If test reports your battery is eligible for replacement and your iPhone is still under warranty, you will be asked to leave the phone with the service centre. The phone will typically be ready to be collected in two days as the phone is kept under observation. However, this is not the case if you're looking to get the battery replaced for an out-of-warranty iPhone. The service centre will return the handset to you after performing the diagnostic test, and if the battery is found to be consumed, the service centre requests a replacement from Bengaluru.
Apple kicked off the battery replacement programme for the iPhone 6 and later models at a price of Rs. 2,000 excluding taxes, which came to around Rs. 2,600 after adding the taxes. However, support executives at multiple Apple authorised service centres told Gadgets 360 that the price has been reduced to Rs. 2,000, all inclusive.

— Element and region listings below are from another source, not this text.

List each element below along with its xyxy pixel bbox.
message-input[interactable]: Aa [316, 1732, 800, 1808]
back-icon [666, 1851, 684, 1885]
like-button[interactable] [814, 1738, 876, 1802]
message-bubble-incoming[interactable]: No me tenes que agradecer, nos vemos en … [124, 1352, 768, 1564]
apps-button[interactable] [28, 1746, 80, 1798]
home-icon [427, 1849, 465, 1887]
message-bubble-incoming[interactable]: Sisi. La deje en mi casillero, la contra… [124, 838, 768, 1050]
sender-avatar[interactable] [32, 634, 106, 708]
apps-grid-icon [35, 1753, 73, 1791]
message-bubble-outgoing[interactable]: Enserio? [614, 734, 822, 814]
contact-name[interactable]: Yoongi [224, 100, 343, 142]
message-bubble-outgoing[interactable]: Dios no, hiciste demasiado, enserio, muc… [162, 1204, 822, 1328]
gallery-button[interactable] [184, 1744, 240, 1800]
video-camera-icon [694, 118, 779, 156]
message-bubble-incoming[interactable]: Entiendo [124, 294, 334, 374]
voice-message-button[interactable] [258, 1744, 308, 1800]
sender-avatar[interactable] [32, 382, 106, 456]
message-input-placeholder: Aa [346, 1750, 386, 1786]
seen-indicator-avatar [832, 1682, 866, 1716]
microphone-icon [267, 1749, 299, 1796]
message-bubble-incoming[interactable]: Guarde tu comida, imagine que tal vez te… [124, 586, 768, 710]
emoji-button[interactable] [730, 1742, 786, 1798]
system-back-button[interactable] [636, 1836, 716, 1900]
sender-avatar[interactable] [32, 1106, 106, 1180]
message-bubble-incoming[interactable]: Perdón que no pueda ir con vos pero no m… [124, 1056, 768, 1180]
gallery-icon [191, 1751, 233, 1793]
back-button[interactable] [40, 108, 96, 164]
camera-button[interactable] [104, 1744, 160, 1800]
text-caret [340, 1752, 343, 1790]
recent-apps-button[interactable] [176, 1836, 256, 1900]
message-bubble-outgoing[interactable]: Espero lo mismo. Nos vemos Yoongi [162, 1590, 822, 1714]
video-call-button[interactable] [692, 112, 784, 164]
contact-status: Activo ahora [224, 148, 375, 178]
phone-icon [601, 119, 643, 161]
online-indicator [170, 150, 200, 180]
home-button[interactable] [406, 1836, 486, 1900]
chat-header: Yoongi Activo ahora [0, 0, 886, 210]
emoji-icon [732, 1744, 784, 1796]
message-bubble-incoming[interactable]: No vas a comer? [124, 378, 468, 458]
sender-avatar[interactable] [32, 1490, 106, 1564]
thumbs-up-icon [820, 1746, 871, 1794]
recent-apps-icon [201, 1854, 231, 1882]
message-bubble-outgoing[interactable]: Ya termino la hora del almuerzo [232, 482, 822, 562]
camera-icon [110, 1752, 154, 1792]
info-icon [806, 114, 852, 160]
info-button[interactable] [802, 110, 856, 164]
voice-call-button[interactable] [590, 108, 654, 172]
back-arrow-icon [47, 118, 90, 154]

So you pay Rs. 2,000 and take back your iPhone with the promise you will get a call from Apple when your phone is ready for pickup. Depending upon their current battery stock situation, service centre executives have been warning customers it may be several weeks before they get a call back. If it's any consolation, after all your new battery will come with a 90-day warranty, irrespective of the warranty status of the affected iPhone.
A service executive at Unicorn Infosolutions, Gurgaon (DLF Cyber City) told Gadgets 360 that, on average, 10 to 12 customers have been visiting the centre every day to opt for the battery replacement programme.

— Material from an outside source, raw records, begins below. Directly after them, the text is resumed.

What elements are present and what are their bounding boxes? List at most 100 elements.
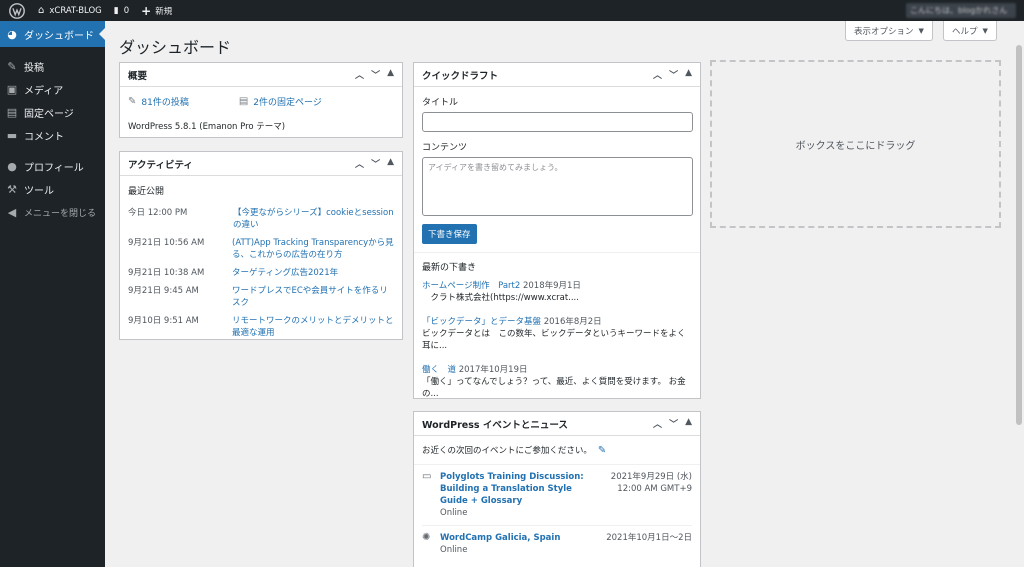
draft-link[interactable]: 働く 道 <box>422 365 456 375</box>
move-up-icon[interactable]: ︿ <box>355 68 364 81</box>
move-up-icon[interactable]: ︿ <box>653 417 662 430</box>
sidebar-item-label: プロフィール <box>24 163 84 174</box>
activity-date: 9月21日 9:45 AM <box>128 286 199 296</box>
sidebar-item-pages[interactable]: ▤ 固定ページ <box>0 101 105 124</box>
caret-down-icon: ▼ <box>982 26 988 35</box>
empty-drop-zone[interactable]: ボックスをここにドラッグ <box>710 60 1001 228</box>
event-title-link[interactable]: WordCamp Galicia, Spain <box>440 532 590 544</box>
activity-post-link[interactable]: ターゲティング広告2021年 <box>232 267 338 279</box>
new-label: 新規 <box>155 6 173 17</box>
move-up-icon[interactable]: ︿ <box>355 157 364 170</box>
widget-title: WordPress イベントとニュース <box>422 419 568 431</box>
sidebar-item-label: メディア <box>24 86 64 97</box>
quick-draft-widget: クイックドラフト ︿ ﹀ ▲ タイトル コンテンツ アイディアを書き留めてみまし… <box>413 62 701 399</box>
site-name-link[interactable]: ⌂ xCRAT-BLOG <box>32 0 108 21</box>
event-date: 2021年10月1日～2日 <box>606 533 692 543</box>
activity-widget: アクティビティ ︿ ﹀ ▲ 最近公開 今日 12:00 PM 【今更ながらシリー… <box>119 151 403 340</box>
sidebar-item-dashboard[interactable]: ◕ ダッシュボード <box>0 21 105 47</box>
new-content-link[interactable]: + 新規 <box>135 0 178 21</box>
account-menu[interactable]: こんにちは、blogかれさん <box>906 3 1016 18</box>
toggle-panel-icon[interactable]: ▲ <box>685 68 692 81</box>
media-icon: ▣ <box>6 83 18 96</box>
widget-header: WordPress イベントとニュース ︿ ﹀ ▲ <box>414 412 700 436</box>
collapse-menu-button[interactable]: ◀ メニューを閉じる <box>0 201 105 224</box>
event-location: Online <box>440 545 468 555</box>
screen-options-button[interactable]: 表示オプション ▼ <box>845 21 933 41</box>
meetup-icon: ▭ <box>422 471 432 482</box>
event-title-link[interactable]: Polyglots Training Discussion: Building … <box>440 471 590 507</box>
move-up-icon[interactable]: ︿ <box>653 68 662 81</box>
move-down-icon[interactable]: ﹀ <box>371 157 380 170</box>
widget-title: アクティビティ <box>128 159 193 171</box>
help-label: ヘルプ <box>952 26 978 37</box>
draft-excerpt: 「働く」ってなんでしょう？って、最近、よく質問を受けます。 お金の... <box>422 377 686 399</box>
sidebar-item-profile[interactable]: ● プロフィール <box>0 155 105 178</box>
widget-header: クイックドラフト ︿ ﹀ ▲ <box>414 63 700 87</box>
draft-item: 働く 道 2017年10月19日 「働く」ってなんでしょう？って、最近、よく質問… <box>422 364 692 400</box>
widget-header: アクティビティ ︿ ﹀ ▲ <box>120 152 402 176</box>
page-scrollbar[interactable] <box>1013 21 1024 567</box>
content-label: コンテンツ <box>422 143 468 153</box>
sidebar-item-label: ダッシュボード <box>24 30 94 42</box>
comment-icon: ▬ <box>6 129 18 142</box>
move-down-icon[interactable]: ﹀ <box>669 68 678 81</box>
activity-date: 9月10日 9:51 AM <box>128 316 199 326</box>
widget-title: クイックドラフト <box>422 70 499 82</box>
pin-icon: ✎ <box>7 60 17 73</box>
sidebar-item-tools[interactable]: ⚒ ツール <box>0 178 105 201</box>
sidebar-item-label: コメント <box>24 132 64 143</box>
draft-link[interactable]: 「ビックデータ」とデータ基盤 <box>422 317 541 327</box>
activity-row: 9月21日 10:38 AM ターゲティング広告2021年 <box>128 267 394 279</box>
sidebar-item-media[interactable]: ▣ メディア <box>0 78 105 101</box>
pin-icon: ✎ <box>128 96 137 107</box>
comments-link[interactable]: ▮ 0 <box>108 0 135 21</box>
move-down-icon[interactable]: ﹀ <box>371 68 380 81</box>
toggle-panel-icon[interactable]: ▲ <box>685 417 692 430</box>
sidebar-item-label: メニューを閉じる <box>24 209 97 219</box>
page-icon: ▤ <box>6 106 18 119</box>
events-news-widget: WordPress イベントとニュース ︿ ﹀ ▲ お近くの次回のイベントにご参… <box>413 411 701 567</box>
wordpress-logo-icon <box>9 2 25 19</box>
wordpress-logo-menu[interactable] <box>0 0 32 21</box>
sidebar-item-comments[interactable]: ▬ コメント <box>0 124 105 147</box>
collapse-icon: ◀ <box>7 206 17 219</box>
sidebar-item-posts[interactable]: ✎ 投稿 <box>0 55 105 78</box>
activity-row: 今日 12:00 PM 【今更ながらシリーズ】cookieとsessionの違い <box>128 207 394 231</box>
sidebar-item-label: 投稿 <box>24 63 44 74</box>
activity-post-link[interactable]: 【今更ながらシリーズ】cookieとsessionの違い <box>233 207 394 231</box>
save-draft-button[interactable]: 下書き保存 <box>422 224 477 244</box>
event-location: Online <box>440 508 468 518</box>
wrench-icon: ⚒ <box>7 183 17 196</box>
site-name: xCRAT-BLOG <box>49 5 102 16</box>
toggle-panel-icon[interactable]: ▲ <box>387 68 394 81</box>
posts-count: 81件の投稿 <box>141 98 189 108</box>
widget-header: 概要 ︿ ﹀ ▲ <box>120 63 402 87</box>
activity-post-link[interactable]: ワードプレスでECや会員サイトを作るリスク <box>232 285 394 309</box>
help-button[interactable]: ヘルプ ▼ <box>943 21 997 41</box>
widget-title: 概要 <box>128 70 148 82</box>
draft-date: 2017年10月19日 <box>458 365 528 375</box>
posts-count-link[interactable]: ✎ 81件の投稿 <box>128 95 189 108</box>
activity-row: 9月21日 9:45 AM ワードプレスでECや会員サイトを作るリスク <box>128 285 394 309</box>
events-intro: お近くの次回のイベントにご参加ください。 <box>422 446 592 456</box>
home-icon: ⌂ <box>38 5 45 16</box>
draft-link[interactable]: ホームページ制作 Part2 <box>422 281 520 291</box>
activity-post-link[interactable]: (ATT)App Tracking Transparencyから見る、これからの… <box>232 237 394 261</box>
move-down-icon[interactable]: ﹀ <box>669 417 678 430</box>
pages-count-link[interactable]: ▤ 2件の固定ページ <box>239 95 322 108</box>
toggle-panel-icon[interactable]: ▲ <box>387 157 394 170</box>
user-icon: ● <box>7 160 17 173</box>
admin-bar: ⌂ xCRAT-BLOG ▮ 0 + 新規 こんにちは、blogかれさん <box>0 0 1024 21</box>
caret-down-icon: ▼ <box>918 26 924 35</box>
at-a-glance-widget: 概要 ︿ ﹀ ▲ ✎ 81件の投稿 ▤ 2件の固定ページ WordPress 5… <box>119 62 403 138</box>
activity-date: 9月21日 10:56 AM <box>128 238 205 248</box>
activity-post-link[interactable]: リモートワークのメリットとデメリットと最適な運用 <box>232 315 394 339</box>
event-item: ▭ Polyglots Training Discussion: Buildin… <box>422 465 692 525</box>
event-date: 2021年9月29日 (水) <box>610 472 692 482</box>
draft-title-input[interactable] <box>422 112 693 132</box>
draft-content-textarea[interactable]: アイディアを書き留めてみましょう。 <box>422 157 693 216</box>
pencil-icon[interactable]: ✎ <box>598 445 606 456</box>
event-item: ✺ WordCamp Galicia, Spain Online 2021年10… <box>422 525 692 562</box>
scrollbar-thumb[interactable] <box>1016 45 1022 425</box>
admin-sidebar: ◕ ダッシュボード ✎ 投稿 ▣ メディア ▤ 固定ページ ▬ コメント ● プ… <box>0 21 105 567</box>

We went in looking for a battery replacement at Unicorn service centre in Mumbai's Colaba for our iPhone 6s and got lucky as the centre had "just received" a battery for that model. Customer service executives said typically five to seven customers come in every day seeking replacement batteries, and the average waiting period for the iPhone 6 is three weeks. We saw two customers trying to get replacement batteries for their iPhone 6s Plus also being told to expect a similar wait period.
A service executive at IOQR Global Services, Janakpuri, said the Apple recently notified all service centres across India that the replacement battery shipments for the iPhone 6 Plus had been delayed until March. An executive at iCare, however, said that the shipments were not likely to be fulfilled until the middle of April.
An Apple spokesperson declined to comment.
Barclays analyst Mark Moskowitz estimated that the iPhone battery replacement programme could cost Apple a whopping $10 billion from reduced sales in lost sales. Regardless, IDC's Kaur says that the programme will benefit Apple in the long run.
"It would help Apple to secure the trust of its existing user base which accounts for the majority of its sales every year, even if it comes at a cost since penny-pinching would hurt it in the long run," she affirmed.